Conduite profonde

Lorsque le projet de voiture autonome de Google a commencé il y a une dizaine d'années, l'entreprise a pris la décision stratégique de construire sa technologie sur un lidar coûteux et une cartographie détaillée. Même aujourd'hui, la technologie de conduite autonome de Google repose toujours sur ces deux piliers. Bien que cette approche soit excellente jusqu'à un certain point - nous avons de bons algorithmes pour utiliser les données lidar et caméra pour localiser une voiture sur la carte - ce n'est toujours pas assez bon. Conduire sur des rues compliquées et en constante évolution implique des compétences de perception et de prise de décision qui sont intrinsèquement incertaines (voir Your Driverless Ride Is Arriving ).

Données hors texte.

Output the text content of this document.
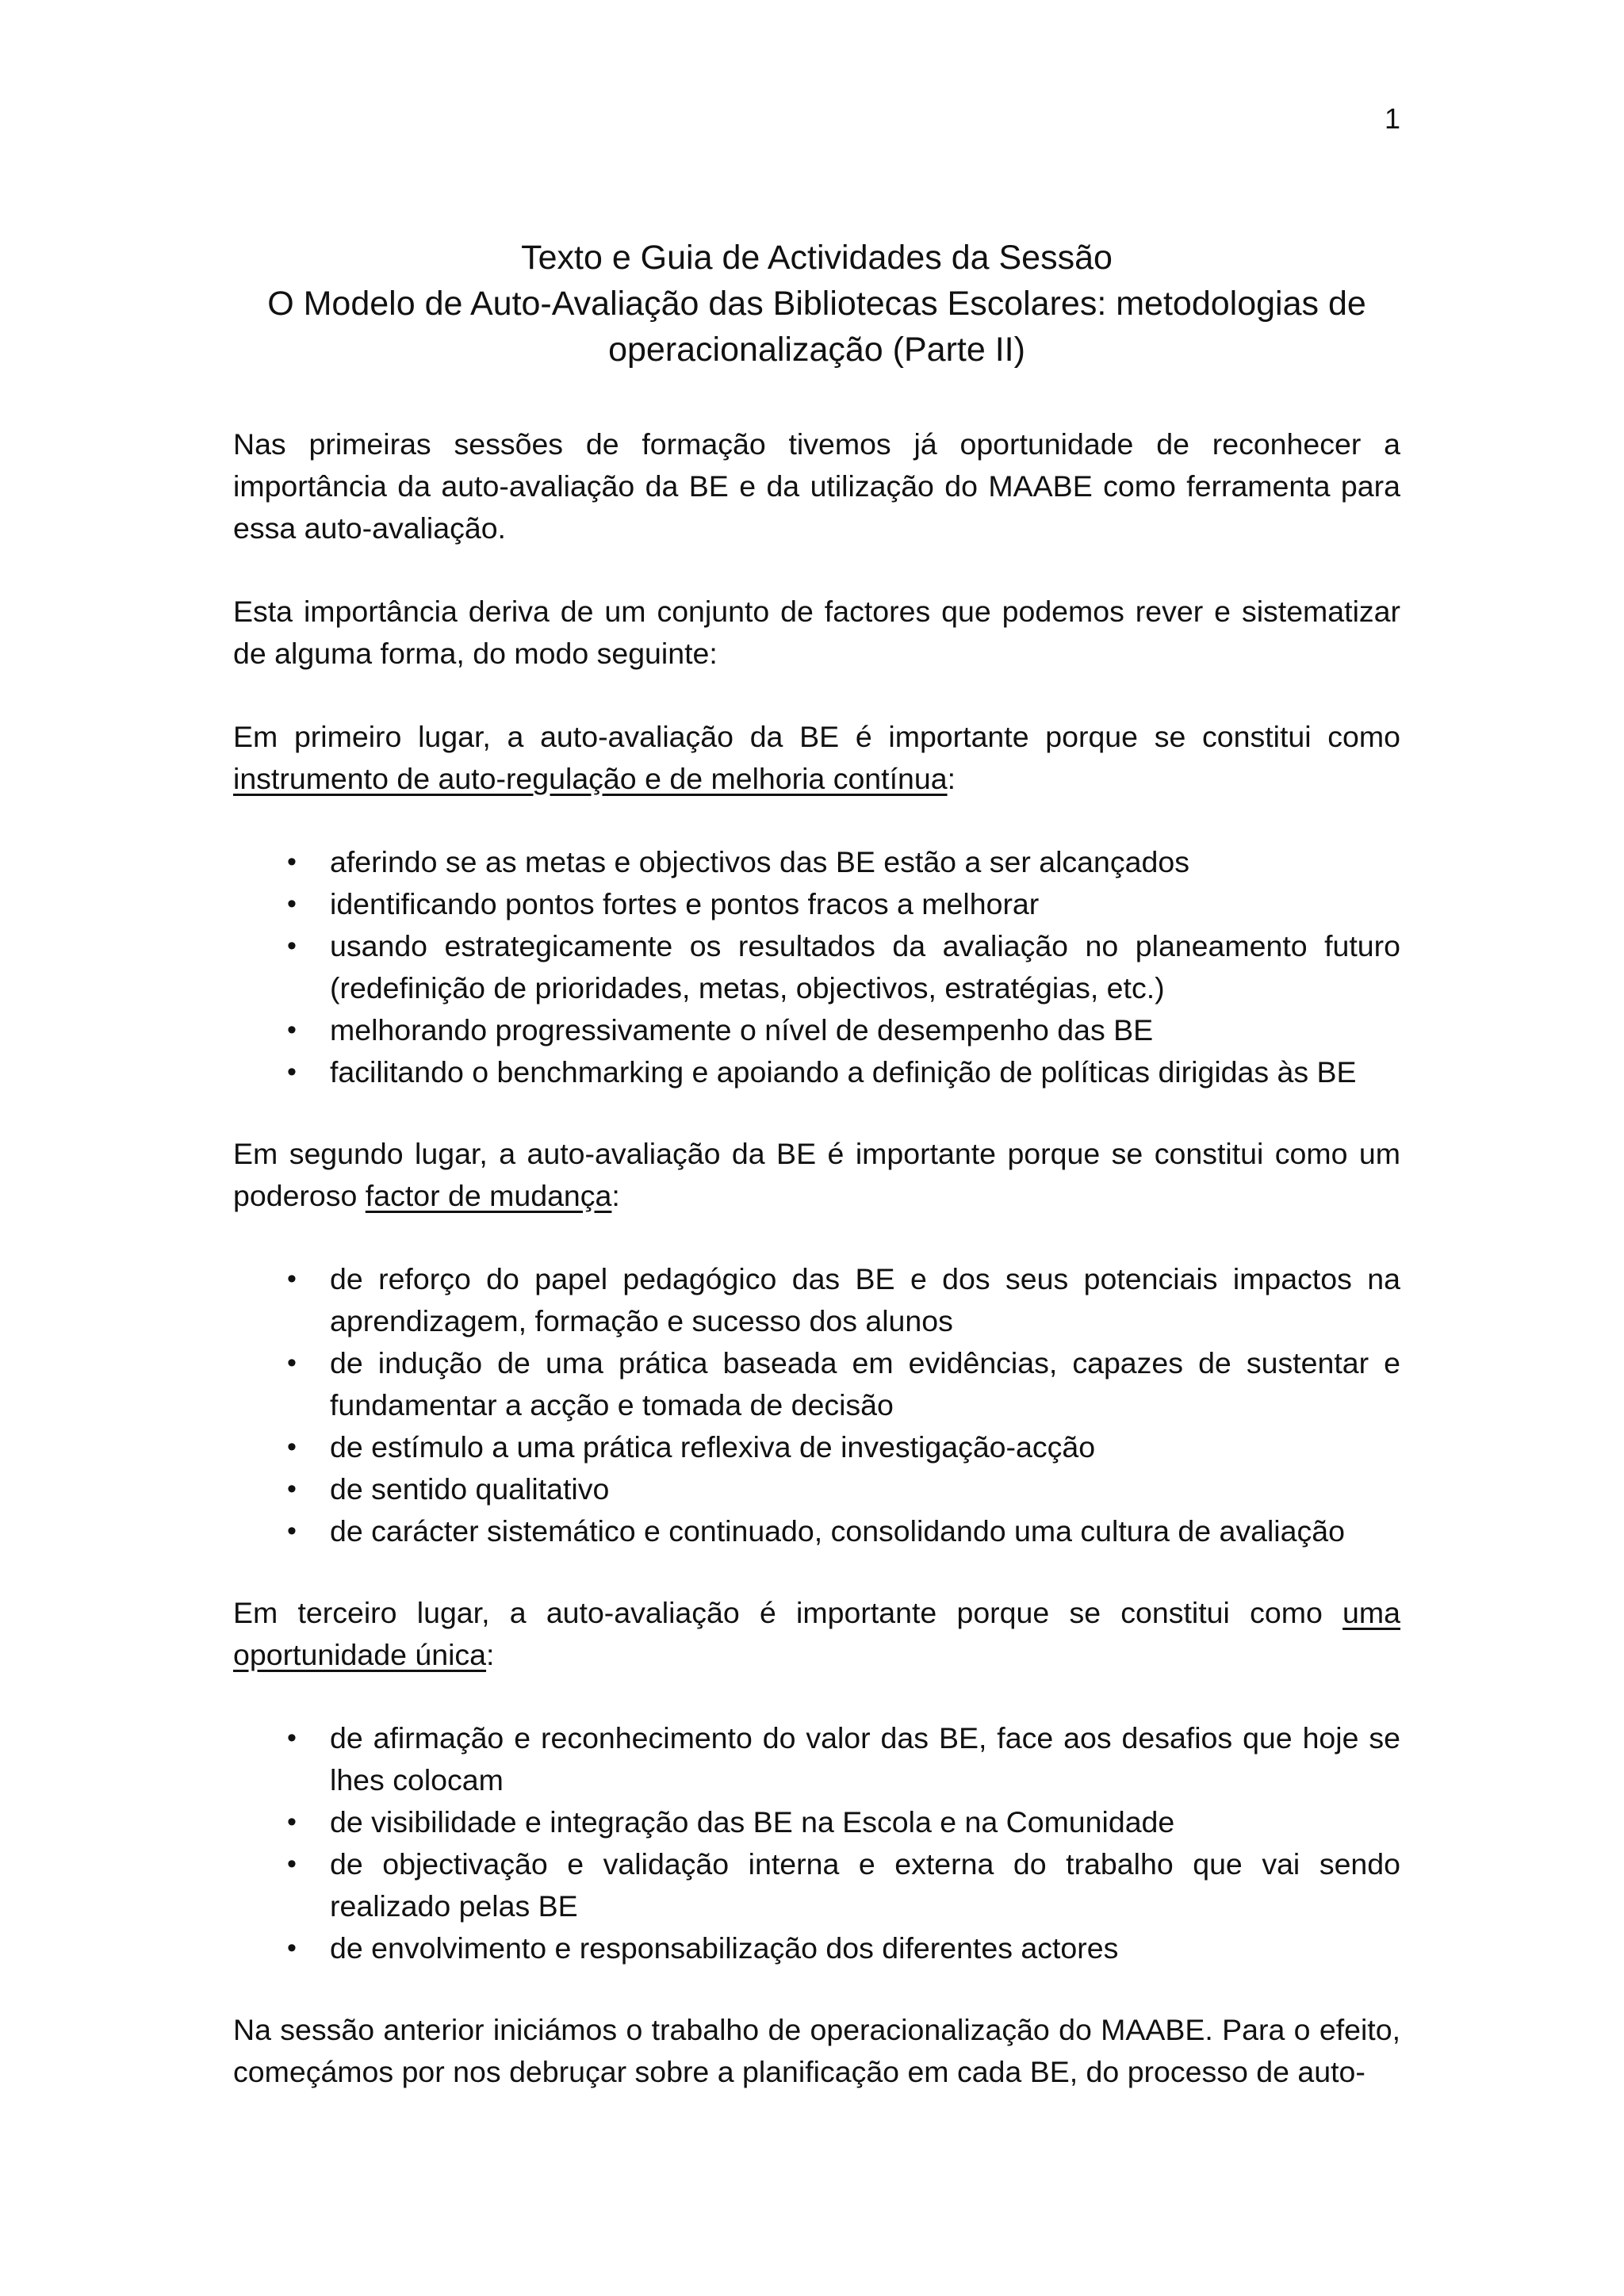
1
Texto e Guia de Actividades da Sessão
O Modelo de Auto-Avaliação das Bibliotecas Escolares: metodologias de
operacionalização (Parte II)

Nas primeiras sessões de formação tivemos já oportunidade de reconhecer a importância da auto-avaliação da BE e da utilização do MAABE como ferramenta para essa auto-avaliação.

Esta importância deriva de um conjunto de factores que podemos rever e sistematizar de alguma forma, do modo seguinte:

Em primeiro lugar, a auto-avaliação da BE é importante porque se constitui como instrumento de auto-regulação e de melhoria contínua:

• aferindo se as metas e objectivos das BE estão a ser alcançados
• identificando pontos fortes e pontos fracos a melhorar
• usando estrategicamente os resultados da avaliação no planeamento futuro (redefinição de prioridades, metas, objectivos, estratégias, etc.)
• melhorando progressivamente o nível de desempenho das BE
• facilitando o benchmarking e apoiando a definição de políticas dirigidas às BE

Em segundo lugar, a auto-avaliação da BE é importante porque se constitui como um poderoso factor de mudança:

• de reforço do papel pedagógico das BE e dos seus potenciais impactos na aprendizagem, formação e sucesso dos alunos
• de indução de uma prática baseada em evidências, capazes de sustentar e fundamentar a acção e tomada de decisão
• de estímulo a uma prática reflexiva de investigação-acção
• de sentido qualitativo
• de carácter sistemático e continuado, consolidando uma cultura de avaliação

Em terceiro lugar, a auto-avaliação é importante porque se constitui como uma oportunidade única:

• de afirmação e reconhecimento do valor das BE, face aos desafios que hoje se lhes colocam
• de visibilidade e integração das BE na Escola e na Comunidade
• de objectivação e validação interna e externa do trabalho que vai sendo realizado pelas BE
• de envolvimento e responsabilização dos diferentes actores

Na sessão anterior iniciámos o trabalho de operacionalização do MAABE. Para o efeito, começámos por nos debruçar sobre a planificação em cada BE, do processo de auto-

Aujourd'hui, une technologie d'intelligence artificielle appelée apprentissage en profondeur est utilisée pour résoudre le problème. Plutôt que d'utiliser l'ancienne méthode des algorithmes codés à la main, nous pouvons désormais utiliser des systèmes qui se programment eux-mêmes en apprenant à partir d'exemples comment un système doit se comporter en réponse à une entrée. L'apprentissage en profondeur est désormais la meilleure approche pour la plupart des tâches de perception, ainsi que pour de nombreuses tâches de contrôle de bas niveau.

Une voiture autonome a besoin d'un système de perception pour détecter les choses qui bougent (voitures, personnes) ainsi que les choses qui ne bougent pas (lampadaires, bordures). Les véhicules autonomes détectent les objets dynamiques à l'aide de capteurs tels que des caméras, des scanners laser et des radars. De ces trois caméras, les caméras sont les moins chères, mais elles sont aussi les moins utilisées car il est difficile de traduire les images en objets détectés. Grâce à l'apprentissage en profondeur, nous constatons des améliorations spectaculaires dans la capacité de la voiture à comprendre et à utiliser ces images.

Nous constatons également des gains significatifs grâce à ce que l'on appelle l'apprentissage en profondeur multitâche, dans lequel un système formé simultanément pour détecter les marquages ​​au sol, les voitures et les piétons fait mieux que trois systèmes distincts formés de manière isolée, car le réseau unique peut partager des informations entre les tâches distinctes. .



Au lieu de s'appuyer entièrement sur une carte précalculée, la voiture peut utiliser la carte comme l'un des nombreux flux de données, en la combinant avec des entrées de capteur pour l'aider à prendre des décisions. (Un réseau de neurones qui sait, à partir de données cartographiques, où se trouvent les passages pour piétons, par exemple, peut détecter plus précisément les piétons qui tentent de traverser qu'un réseau qui s'appuie uniquement sur des images.)

L'apprentissage en profondeur peut également atténuer l'un des plus gros problèmes identifiés par de nombreuses personnes ayant conduit une voiture autonome : une sensation saccadée dans le style de conduite, qui conduit parfois au mal des transports. Mais une voiture entraînée à l'aide d'exemples de conduite humaine peut offrir une conduite plus naturelle.

C'est encore tot. Mais tout comme l'apprentissage en profondeur l'a fait avec la recherche d'images et la reconnaissance vocale, il est susceptible de changer à jamais le cours des voitures autonomes.



Carol Reiley est la cofondatrice de Drive.ai.